Kyle Smith reminded us yesterday that director Quentin Tarantino, 58, intends to retire after his tenth film, which means he’s going to make only one more. Of course, my hope is that our greatest director — whose violent, funny, and absurdist work caters to my Generation X sensibilities — changes his mind. Ten, after all, is but an arbitrary number.

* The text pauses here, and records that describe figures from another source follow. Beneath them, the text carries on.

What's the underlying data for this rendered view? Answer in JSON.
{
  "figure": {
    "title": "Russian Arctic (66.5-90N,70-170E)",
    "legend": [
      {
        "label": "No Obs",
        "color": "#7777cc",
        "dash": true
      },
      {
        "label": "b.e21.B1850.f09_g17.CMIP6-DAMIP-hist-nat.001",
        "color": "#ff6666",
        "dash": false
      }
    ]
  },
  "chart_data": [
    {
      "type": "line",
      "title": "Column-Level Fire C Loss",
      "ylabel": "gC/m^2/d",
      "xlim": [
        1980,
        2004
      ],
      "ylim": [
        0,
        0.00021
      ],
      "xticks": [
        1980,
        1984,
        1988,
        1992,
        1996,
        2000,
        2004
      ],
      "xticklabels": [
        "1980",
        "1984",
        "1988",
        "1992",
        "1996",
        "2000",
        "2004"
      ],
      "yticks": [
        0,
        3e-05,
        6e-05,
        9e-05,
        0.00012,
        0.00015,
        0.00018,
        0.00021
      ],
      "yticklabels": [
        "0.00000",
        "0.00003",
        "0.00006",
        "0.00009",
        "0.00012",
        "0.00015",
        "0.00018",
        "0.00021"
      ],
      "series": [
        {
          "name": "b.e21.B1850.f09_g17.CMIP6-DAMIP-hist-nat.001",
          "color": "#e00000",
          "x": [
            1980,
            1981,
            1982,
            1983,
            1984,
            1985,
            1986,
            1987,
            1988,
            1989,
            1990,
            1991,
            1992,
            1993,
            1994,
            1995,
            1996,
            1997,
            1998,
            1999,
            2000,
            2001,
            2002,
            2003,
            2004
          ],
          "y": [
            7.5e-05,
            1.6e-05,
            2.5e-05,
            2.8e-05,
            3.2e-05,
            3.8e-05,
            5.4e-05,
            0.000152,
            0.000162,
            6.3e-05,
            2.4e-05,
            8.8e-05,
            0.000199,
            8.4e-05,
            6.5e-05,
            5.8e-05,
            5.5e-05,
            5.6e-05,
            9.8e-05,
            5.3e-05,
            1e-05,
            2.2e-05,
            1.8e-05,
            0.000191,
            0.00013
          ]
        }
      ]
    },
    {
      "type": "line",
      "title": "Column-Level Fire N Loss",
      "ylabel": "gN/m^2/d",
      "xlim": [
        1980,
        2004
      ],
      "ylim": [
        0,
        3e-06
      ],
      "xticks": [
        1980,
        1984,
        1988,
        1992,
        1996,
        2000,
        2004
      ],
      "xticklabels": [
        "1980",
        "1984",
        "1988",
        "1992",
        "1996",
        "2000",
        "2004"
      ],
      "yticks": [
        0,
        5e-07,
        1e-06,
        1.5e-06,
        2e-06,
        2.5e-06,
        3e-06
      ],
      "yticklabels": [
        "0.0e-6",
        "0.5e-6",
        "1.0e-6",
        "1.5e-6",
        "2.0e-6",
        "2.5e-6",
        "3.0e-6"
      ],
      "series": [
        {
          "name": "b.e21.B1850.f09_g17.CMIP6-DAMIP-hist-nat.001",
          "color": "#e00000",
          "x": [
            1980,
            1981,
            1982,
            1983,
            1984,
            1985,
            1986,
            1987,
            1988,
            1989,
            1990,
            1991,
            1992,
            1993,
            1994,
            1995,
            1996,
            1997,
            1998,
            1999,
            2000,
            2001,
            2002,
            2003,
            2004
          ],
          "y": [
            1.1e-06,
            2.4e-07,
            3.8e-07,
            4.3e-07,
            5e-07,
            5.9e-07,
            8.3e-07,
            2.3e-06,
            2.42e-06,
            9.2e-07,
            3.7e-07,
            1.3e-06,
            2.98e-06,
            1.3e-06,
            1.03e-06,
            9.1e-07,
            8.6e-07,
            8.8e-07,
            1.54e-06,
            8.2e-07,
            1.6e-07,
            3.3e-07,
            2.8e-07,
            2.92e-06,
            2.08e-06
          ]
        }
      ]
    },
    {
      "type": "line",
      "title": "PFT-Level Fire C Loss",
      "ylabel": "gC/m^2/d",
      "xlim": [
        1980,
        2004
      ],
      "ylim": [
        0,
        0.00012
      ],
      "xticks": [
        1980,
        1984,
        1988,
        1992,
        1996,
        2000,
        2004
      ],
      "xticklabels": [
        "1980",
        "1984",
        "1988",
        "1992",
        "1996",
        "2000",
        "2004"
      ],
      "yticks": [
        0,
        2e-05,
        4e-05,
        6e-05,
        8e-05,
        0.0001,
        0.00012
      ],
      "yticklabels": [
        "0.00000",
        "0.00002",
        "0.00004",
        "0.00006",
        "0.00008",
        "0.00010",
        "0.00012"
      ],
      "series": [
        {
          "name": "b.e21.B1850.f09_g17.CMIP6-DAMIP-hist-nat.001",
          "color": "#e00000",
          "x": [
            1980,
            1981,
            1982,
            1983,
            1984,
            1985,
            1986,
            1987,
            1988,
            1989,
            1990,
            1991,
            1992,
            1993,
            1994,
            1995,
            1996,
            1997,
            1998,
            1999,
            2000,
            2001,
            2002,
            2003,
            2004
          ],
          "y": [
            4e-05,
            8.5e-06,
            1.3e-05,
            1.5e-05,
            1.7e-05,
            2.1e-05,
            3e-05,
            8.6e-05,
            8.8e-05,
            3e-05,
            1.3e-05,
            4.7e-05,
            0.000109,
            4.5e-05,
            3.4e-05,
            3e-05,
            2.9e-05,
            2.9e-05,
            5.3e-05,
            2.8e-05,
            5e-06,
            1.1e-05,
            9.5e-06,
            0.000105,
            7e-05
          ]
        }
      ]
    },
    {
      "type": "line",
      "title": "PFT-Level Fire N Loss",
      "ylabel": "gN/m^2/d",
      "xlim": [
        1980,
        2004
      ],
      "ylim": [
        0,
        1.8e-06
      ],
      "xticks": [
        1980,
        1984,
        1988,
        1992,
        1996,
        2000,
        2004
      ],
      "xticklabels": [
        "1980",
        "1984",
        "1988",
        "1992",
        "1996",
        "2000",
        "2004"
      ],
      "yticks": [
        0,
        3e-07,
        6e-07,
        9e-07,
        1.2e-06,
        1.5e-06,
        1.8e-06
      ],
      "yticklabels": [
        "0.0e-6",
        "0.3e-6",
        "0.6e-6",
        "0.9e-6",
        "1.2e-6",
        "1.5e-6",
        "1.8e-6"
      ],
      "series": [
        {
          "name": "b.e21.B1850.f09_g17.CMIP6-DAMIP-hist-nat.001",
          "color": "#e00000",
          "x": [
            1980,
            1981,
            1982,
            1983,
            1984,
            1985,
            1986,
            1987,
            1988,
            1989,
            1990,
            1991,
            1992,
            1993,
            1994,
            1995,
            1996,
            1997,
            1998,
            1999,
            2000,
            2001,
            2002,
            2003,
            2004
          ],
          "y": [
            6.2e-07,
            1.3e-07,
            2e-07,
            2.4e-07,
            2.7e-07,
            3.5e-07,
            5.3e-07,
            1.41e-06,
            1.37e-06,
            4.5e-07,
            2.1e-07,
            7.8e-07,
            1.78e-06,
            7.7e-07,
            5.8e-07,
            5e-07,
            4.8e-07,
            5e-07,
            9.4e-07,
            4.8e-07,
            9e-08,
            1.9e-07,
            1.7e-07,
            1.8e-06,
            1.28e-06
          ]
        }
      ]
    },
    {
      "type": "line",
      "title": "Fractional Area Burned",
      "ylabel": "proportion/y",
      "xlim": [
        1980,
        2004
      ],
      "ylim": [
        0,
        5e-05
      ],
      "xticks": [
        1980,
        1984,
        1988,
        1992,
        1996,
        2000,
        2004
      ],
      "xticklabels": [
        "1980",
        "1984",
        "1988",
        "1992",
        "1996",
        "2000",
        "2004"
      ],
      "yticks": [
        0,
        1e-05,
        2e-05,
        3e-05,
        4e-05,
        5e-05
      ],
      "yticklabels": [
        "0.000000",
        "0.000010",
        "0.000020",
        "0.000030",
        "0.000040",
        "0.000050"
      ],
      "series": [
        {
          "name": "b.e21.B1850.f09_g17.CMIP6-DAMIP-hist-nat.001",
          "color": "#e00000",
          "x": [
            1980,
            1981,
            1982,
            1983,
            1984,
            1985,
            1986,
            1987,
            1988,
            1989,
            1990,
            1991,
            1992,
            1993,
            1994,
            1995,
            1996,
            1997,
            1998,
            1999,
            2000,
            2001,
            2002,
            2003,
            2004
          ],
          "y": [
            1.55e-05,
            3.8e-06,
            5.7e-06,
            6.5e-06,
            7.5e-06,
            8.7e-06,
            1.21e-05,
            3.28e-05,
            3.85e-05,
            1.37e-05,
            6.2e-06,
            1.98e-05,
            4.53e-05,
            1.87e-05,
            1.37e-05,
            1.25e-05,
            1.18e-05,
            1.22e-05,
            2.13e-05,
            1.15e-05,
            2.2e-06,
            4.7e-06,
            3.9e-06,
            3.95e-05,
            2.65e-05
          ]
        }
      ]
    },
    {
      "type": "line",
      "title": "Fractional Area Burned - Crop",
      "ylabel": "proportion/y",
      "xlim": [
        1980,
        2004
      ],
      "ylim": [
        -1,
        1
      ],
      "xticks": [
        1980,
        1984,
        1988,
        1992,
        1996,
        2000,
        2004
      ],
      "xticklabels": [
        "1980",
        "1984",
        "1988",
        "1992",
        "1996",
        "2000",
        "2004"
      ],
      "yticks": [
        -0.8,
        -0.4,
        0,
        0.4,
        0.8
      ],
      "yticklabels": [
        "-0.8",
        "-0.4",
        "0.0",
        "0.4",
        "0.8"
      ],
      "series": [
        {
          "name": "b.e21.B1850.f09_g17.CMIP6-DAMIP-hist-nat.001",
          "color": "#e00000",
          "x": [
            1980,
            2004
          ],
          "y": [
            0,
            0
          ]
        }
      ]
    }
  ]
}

Tarantino says he’ll quit because he “knows film history and from here on in, directors do not get better.” To do my (very) small part, I set about debunking this claim, tracking down a list of his favorite films, hoping to present a masterpiece — judged by his own standards — that was directed by someone over the age of 60. Well, I couldn’t really do it. Only a single film on his list, Battle Royale, was directed by a filmmaker over 60 (Kinji Fukasaku, who was 70). Sergio Leone, who directed only seven movies in all, made Tarantino’s favorite film The Good, the Bad and the Ugly at the age of 37. Almost all the other works — Black Sabbath, Apocalypse Now, Boogie Nights, and so on — were made by directors in their 30s as well.
Next, I went about trying to ferret out a prominent director who didn’t make the list, whose best work came after the age of 60. This didn’t look promising at first, either. The only movie Stanley Kubrick made after 60 was Eyes Wide Shut. Francis Ford Coppola directed the horrid Jack at the same age Tarantino is now. Woody Allen’s first two films after the age of 60 were the musical Everyone Says I Love You and the Philip Roth knock-off Deconstructing Harry, which were adequate, I suppose. But 60 marked the beginning of a decline in quality — even if his filmography had a few gems left. The best I could come up with was Martin Scorsese, who made Gangs of New York, The Aviator, The Departed, The Wolf of Wall Street, and Silence after 60. More importantly, Goodfellas, perhaps Scorsese’s best work, was his twelfth proper movie. Tarantino may be only three movies away from his true masterpiece. How can he quit at ten?